FuboTV will drop its litigation against Venu as part of the deal, of course. Disney wouldn't be willing to cut a fledgling operator in on a piece of its streaming empire if it didn't have a grander motive. The partnership still validates fuboTV, even if the live TV streaming market continues to attract a thin slice of the overall digital entertainment marketplace.

Four people cheering on touchdown celebration on TV from the couch.

Image source: Getty Images.

Coming out of the huddle

Disney has come a long way with its streaming business. The direct-to-consumer segment that was generating 10-figure annual operating losses just two years ago has now turned profitable. Having to nix its sports partnership with Fox and Warner -- a change of Venu, if you will -- could have upended Disney's bullish momentum. This is the right move.

It's also important to be realistic about what fuboTV is getting here. Disney is a behemoth when it comes to streaming entertainment. There are 56 million domestic subscribers to its flagship Disney+ platform, with another 66.7 million accounts internationally. The Hulu service that offers on-demand access to a massive catalog of content across various studios has 47.4 million subscribers. FuboTV is not inheriting 30% of these large audiences.

Hulu + Live TV -- the platform that is being combined with fuboTV's sports-heavy live TV product -- has just 4.6 million subscribers.
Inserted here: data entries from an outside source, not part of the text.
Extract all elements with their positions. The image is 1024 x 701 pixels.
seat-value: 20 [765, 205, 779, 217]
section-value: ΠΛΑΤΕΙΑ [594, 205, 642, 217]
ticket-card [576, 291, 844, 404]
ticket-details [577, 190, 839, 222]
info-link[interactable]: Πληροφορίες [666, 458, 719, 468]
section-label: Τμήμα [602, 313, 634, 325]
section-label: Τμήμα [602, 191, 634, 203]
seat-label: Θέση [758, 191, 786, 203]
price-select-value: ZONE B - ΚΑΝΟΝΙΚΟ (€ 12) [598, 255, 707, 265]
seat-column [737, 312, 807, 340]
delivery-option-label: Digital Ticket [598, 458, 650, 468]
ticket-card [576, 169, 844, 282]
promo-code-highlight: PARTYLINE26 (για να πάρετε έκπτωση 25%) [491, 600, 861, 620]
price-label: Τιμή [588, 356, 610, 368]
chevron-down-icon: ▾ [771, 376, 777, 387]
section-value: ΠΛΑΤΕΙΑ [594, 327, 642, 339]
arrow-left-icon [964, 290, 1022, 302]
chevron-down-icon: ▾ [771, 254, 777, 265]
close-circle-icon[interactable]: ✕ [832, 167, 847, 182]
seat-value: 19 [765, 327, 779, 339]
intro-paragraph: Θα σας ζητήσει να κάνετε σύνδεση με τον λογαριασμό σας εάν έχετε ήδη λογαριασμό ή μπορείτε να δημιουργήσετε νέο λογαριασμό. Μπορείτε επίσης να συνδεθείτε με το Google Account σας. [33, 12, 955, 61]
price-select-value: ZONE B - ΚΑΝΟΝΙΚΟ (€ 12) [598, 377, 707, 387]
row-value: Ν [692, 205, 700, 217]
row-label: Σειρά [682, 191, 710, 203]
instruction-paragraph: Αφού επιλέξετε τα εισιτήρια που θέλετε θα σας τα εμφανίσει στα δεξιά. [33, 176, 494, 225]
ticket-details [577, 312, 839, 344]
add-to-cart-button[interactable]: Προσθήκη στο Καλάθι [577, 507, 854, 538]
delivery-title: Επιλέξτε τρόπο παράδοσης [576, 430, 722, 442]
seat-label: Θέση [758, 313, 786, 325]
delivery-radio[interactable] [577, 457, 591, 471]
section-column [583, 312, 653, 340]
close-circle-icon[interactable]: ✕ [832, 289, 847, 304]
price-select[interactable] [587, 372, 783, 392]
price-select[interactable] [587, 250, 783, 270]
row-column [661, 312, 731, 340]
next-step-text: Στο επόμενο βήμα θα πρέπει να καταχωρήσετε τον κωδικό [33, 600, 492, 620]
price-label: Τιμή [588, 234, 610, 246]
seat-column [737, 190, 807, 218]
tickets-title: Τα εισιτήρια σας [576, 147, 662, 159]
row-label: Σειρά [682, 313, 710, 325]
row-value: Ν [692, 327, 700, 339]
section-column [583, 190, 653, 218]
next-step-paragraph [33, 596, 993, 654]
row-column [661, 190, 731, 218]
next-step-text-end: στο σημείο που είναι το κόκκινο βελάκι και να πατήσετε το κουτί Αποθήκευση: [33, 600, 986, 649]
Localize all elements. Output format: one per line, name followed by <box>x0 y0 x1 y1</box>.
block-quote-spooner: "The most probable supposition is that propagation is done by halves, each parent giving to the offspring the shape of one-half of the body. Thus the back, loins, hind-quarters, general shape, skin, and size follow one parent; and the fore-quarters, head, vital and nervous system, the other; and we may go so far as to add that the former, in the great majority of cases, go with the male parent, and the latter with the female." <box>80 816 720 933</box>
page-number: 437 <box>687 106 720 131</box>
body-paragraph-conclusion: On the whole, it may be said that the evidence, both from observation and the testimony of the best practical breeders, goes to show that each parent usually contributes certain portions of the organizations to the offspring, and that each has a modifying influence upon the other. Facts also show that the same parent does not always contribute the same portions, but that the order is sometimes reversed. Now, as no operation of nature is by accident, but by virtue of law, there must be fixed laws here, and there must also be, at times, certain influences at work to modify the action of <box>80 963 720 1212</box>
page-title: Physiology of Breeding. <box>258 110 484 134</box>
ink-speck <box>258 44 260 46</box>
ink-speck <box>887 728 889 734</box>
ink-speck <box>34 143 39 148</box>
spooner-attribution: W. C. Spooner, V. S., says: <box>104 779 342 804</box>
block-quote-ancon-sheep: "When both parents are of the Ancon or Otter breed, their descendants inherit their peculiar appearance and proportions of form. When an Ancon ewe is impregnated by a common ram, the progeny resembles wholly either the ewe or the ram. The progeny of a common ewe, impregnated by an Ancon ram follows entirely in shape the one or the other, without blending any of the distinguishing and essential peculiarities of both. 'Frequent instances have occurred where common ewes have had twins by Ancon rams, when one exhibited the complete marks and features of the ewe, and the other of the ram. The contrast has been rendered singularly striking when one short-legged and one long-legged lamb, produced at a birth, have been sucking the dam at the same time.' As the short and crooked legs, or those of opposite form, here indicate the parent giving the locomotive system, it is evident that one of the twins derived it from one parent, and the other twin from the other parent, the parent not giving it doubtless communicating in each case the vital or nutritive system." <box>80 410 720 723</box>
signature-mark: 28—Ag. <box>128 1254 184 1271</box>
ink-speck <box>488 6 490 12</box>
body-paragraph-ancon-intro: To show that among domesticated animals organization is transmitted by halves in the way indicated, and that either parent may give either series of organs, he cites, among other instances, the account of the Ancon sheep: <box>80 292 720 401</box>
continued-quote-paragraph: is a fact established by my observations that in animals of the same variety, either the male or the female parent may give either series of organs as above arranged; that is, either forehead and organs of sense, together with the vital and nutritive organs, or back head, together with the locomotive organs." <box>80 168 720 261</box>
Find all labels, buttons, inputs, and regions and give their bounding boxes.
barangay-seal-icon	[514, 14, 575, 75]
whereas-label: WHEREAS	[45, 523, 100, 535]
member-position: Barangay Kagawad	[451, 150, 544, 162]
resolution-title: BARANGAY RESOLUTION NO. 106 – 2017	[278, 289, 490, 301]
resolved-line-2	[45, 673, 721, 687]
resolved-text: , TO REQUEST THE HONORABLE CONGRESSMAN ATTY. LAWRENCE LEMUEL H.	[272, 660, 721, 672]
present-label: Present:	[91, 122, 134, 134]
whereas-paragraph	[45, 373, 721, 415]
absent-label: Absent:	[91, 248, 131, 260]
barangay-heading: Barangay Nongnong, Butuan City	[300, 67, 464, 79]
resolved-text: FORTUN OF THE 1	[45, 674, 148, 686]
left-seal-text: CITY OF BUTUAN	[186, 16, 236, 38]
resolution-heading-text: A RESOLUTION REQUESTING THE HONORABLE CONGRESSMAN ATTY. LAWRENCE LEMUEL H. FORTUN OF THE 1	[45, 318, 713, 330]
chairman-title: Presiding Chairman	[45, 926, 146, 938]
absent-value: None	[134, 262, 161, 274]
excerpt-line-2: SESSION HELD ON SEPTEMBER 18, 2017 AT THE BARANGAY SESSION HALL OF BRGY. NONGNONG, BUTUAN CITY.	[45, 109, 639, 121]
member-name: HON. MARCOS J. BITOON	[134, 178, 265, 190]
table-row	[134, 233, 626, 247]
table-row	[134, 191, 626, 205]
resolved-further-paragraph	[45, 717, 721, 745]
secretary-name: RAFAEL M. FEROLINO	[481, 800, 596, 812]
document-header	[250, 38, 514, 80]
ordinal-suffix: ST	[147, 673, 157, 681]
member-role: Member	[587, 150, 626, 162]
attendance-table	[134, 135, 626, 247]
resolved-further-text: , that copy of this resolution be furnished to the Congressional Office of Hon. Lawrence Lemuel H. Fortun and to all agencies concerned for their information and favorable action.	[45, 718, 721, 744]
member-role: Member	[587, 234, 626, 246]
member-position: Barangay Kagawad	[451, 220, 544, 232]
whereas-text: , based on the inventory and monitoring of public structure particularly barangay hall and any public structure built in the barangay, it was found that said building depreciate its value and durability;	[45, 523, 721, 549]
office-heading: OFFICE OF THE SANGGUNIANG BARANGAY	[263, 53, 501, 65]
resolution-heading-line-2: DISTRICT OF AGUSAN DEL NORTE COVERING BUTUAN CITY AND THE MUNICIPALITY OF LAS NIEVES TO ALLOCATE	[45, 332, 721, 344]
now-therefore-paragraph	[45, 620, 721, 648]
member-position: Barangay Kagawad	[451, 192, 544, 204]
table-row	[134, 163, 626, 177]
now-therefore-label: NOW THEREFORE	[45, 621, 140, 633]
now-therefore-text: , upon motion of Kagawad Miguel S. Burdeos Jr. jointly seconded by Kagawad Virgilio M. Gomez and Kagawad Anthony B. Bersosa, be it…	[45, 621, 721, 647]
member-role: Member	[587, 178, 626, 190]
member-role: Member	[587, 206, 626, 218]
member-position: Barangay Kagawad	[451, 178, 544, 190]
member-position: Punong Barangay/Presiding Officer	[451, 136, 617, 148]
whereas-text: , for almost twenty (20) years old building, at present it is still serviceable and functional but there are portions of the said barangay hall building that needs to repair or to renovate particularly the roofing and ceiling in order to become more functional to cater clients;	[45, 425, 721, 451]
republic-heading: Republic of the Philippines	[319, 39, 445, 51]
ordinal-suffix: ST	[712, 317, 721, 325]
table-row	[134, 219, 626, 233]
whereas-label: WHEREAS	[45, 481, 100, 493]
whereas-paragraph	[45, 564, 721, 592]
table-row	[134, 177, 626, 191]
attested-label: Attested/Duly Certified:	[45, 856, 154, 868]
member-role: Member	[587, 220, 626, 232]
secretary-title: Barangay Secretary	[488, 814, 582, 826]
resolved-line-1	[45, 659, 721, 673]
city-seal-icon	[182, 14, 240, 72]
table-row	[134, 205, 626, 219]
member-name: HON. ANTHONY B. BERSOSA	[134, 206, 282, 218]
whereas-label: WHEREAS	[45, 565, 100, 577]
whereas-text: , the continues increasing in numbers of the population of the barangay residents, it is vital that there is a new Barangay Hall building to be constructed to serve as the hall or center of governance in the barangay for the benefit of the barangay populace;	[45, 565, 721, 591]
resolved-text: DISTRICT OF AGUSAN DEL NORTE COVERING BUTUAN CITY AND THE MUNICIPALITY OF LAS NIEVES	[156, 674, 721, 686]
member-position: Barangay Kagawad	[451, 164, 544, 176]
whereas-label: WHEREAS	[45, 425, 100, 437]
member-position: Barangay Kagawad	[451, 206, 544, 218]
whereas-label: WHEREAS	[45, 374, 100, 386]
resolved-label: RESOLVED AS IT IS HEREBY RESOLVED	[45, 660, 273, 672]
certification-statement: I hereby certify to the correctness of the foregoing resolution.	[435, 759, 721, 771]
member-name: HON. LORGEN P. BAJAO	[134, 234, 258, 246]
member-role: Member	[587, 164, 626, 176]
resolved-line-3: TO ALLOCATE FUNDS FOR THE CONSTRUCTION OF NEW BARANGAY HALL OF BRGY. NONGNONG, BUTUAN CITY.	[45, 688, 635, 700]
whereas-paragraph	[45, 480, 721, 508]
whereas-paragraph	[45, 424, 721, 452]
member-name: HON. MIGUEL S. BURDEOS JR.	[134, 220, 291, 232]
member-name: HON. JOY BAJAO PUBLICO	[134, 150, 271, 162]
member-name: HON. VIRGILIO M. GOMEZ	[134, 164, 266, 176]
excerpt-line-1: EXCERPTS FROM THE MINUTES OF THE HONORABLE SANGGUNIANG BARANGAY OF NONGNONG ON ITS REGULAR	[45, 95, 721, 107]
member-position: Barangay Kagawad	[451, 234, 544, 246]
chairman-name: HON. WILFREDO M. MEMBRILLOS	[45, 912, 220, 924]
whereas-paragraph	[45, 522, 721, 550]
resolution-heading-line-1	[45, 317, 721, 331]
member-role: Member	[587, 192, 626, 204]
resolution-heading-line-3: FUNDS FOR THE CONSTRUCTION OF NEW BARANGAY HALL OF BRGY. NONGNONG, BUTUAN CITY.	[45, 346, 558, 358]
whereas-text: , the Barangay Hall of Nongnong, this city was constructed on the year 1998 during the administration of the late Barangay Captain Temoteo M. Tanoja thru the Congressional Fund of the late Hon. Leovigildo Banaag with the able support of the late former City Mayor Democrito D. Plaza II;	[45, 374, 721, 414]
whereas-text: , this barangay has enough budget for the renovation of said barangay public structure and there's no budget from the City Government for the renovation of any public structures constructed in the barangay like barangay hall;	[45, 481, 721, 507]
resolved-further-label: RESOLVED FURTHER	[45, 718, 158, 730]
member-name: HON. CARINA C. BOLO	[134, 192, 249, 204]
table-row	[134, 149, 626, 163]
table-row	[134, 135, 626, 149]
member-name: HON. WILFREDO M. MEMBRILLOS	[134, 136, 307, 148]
It's a lot more than fuboTV's 1.6 million premium accounts, but together the two services will now reach 6.2 million homes.

Live TV streaming services were supposed to be the champions of the digital revolution. Consumers cutting the cord from cable and satellite TV operators would be able to duplicate the traditional experience through fuboTV or Hulu + Live TV. However, rapidly rising monthly subscription prices to cover the programming costs means most consumers are opting for just one or more of the cheaper on-demand streaming services like Disney+ or Hulu itself.

It doesn't mean that live TV isn't lucrative. Average revenue per user is north of $80 a month for Hulu + Live TV and fuboTV's domestic business.

FuboTV was already in better share than its 2024 stock chart may suggest. Its business keeps growing. Revenue rose 21% in its latest quarter on a 9% year-over-year jump in subscribers. Losses are narrowing, and fuboTV was modeling positive free cash flow in 2025 before this very interesting development.

At the same time, a lot of people began this new year betting against fuboTV. Nearly 12% of its outstanding shares were sold short. You can bet that a fair amount of Monday's jump is short covering.

Disney in its corner as a majority shareholder does improve fuboTV's risk profile. The risks are still there for one of the still-smallest of the streaming service stocks -- but Disney has a funny way of delivering fairy-tale endings.